As the market continues to only go up or sideways (down is unfashionable), the NASDAQ is making a run for October 2007 highs of 2817. As I type, the index is about 5.5% away... at current pace we would be there by the 2nd week of January 2011 or so.
[click to enlarge]
Of course we are still a tad bit off all time highs in the NASDAQ....ahem.
We now appear to be operating under the Alan Greenspan model of 1999 (although we replaced the phantom enemy of Y2K with deflation), although with the debt overhang in the real economy Ben is probably going to have to go to QE4 or QE5 to match the incredible 'prosperity' that Alan gave us in 99 and early 00, at least on the NASDAQ. He is going to have a much easier time banging the S&P 500 higher since the speculator class of the last decade was busy bidding up Pets.com rather than Caterpillar. At current pace, the index should be able to surpass all time highs by mid 2011 as we rally 5-7% every month. (ok ok bears, we'll give you one month of -5% somewhere in first half 2011 just so you won't go home crying) That will be just about the time QE2 ends and the cries from the speculator class for QE3 begin. (I don't care if oil is $125, GDP is 4% and S&P is 1800, just give me more steroids!) Actually it is going to be pretty bemusing to see markets at all time highs with unemployment over 9% - talk about the two worlds of Wall Street and Main Street. But indeed this is the corporate nirvana we have worked towards, and we're achieving it.

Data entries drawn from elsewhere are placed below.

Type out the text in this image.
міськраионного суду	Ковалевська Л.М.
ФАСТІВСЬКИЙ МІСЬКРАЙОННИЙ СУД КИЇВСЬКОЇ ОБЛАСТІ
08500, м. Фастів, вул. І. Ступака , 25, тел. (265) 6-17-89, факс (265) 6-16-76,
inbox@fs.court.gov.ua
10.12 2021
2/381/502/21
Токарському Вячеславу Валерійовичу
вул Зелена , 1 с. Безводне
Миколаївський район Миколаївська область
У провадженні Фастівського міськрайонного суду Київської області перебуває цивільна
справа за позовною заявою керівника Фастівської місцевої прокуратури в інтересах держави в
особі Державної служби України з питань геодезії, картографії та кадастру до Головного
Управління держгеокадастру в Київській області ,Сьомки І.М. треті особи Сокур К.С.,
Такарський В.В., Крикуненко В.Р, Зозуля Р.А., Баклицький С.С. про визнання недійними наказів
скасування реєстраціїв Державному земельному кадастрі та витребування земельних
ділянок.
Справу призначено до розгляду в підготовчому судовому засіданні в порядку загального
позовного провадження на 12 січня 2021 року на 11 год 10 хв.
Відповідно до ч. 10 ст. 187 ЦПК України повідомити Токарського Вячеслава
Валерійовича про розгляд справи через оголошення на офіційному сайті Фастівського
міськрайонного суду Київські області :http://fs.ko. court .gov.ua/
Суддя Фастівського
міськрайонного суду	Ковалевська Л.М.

(if you are curious, the Russell 2000 is only 7.5% away from all time highs... with the 35% move since end of August, that should mean new highs in about 6 weeks at current pace)
Party on Garth....
edit: NASDAQ in gold terms - not so impressive last 3 years. Thankfully everything is priced in dollars so we can be giddy about losing the value of the dollar while making it up in stock prices. We're actually lower than summer 2009 priced in a non fiat currency.